Nowadays, Blackhawks Fever is just as hot outside the arena as inside the United Center.
Windows in bars and downtown buildings are flooded with Hawks flags and placards.
After the Blackhawks clinched their berth in the Final this past Sunday, the words "Hawks" and a huge picture of the famous Indian head logo appeared in lights on the CNA Building. Similarly, the Smurfit-Stone Building on North Michigan Avenue had "Go Hawks" written across its diamond-shaped top. The two bronze lions that flank the Michigan Avenue entrance of The Art Institute of Chicago are wearing giant Hawks' helmets, and the Blackhawk Store at 333 Michigan Avenue is as hot as any on the famous Magnificent Mile.
"Not just because I'm playing here and working for these guys, but I challenge anyone to find a better place to play," Sharp said. "The city is awesome, and the support for the team is as good as it is anywhere else. We get treated like kings. Don't tell them I said this, but we do get spoiled. I think every player would want to play here."
Tickets for Game 1 were selling online Thursday night for $250 just for standing room -- and were as high as $7,500 for one aisle seat on the glass.
"We've got a lot of hockey people in this city," Esposito told NHL.com.
And they're recognizing their favorite Blackhawk players everywhere.

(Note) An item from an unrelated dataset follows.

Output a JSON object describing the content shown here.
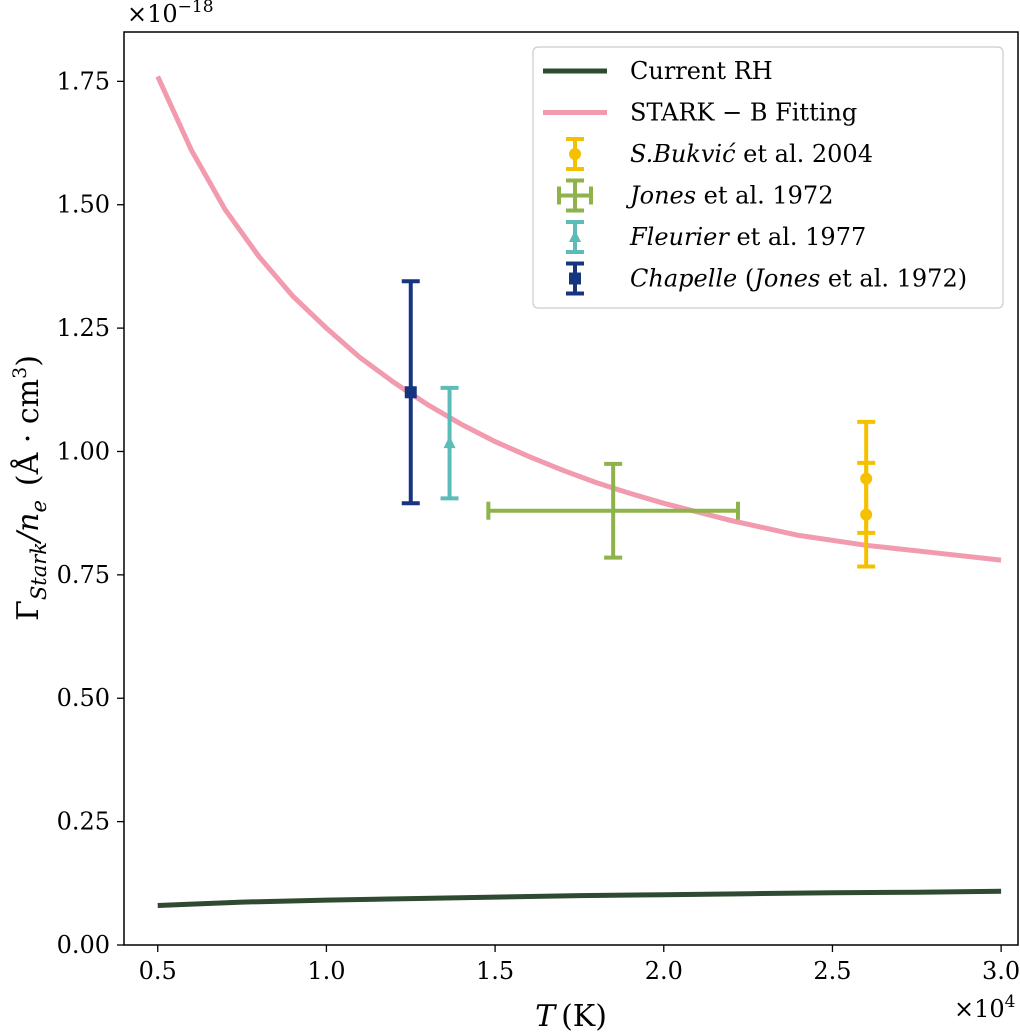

For instance, fourth-line wing Adam Burish
attended the Cubs game Wednesday night with his sister -- and the local TV broadcast caught him on camera signing autographs. In what other city (outside of maybe Montreal) is a fourth-liner famous?
On the same night, legendary Blackhawks broadcaster Pat Foley threw out the first pitch at Wrigley Field and later led the crowd in "Take Me Out to the Ballgame" during the seventh-inning stretch.
"It's crazy," said defenseman Brent Seabrook
, who was here in 2005 with Sharp and Duncan Keith
when the building was only a quarter full and Chicagoans needed to be reminded they had a hockey team. "If you go from not being noticed at all to now going out for dinner and people coming up to you and saying good luck, great season or whatever, it's a lot different."
It certainly is for several generations of Blackhawks.
"This is something special," Hull said. "We want to see these guys do well and we are so involved because the management thought enough of us to bring us back to be a part of it. It's had the greatest impact on this 71-year-old's life."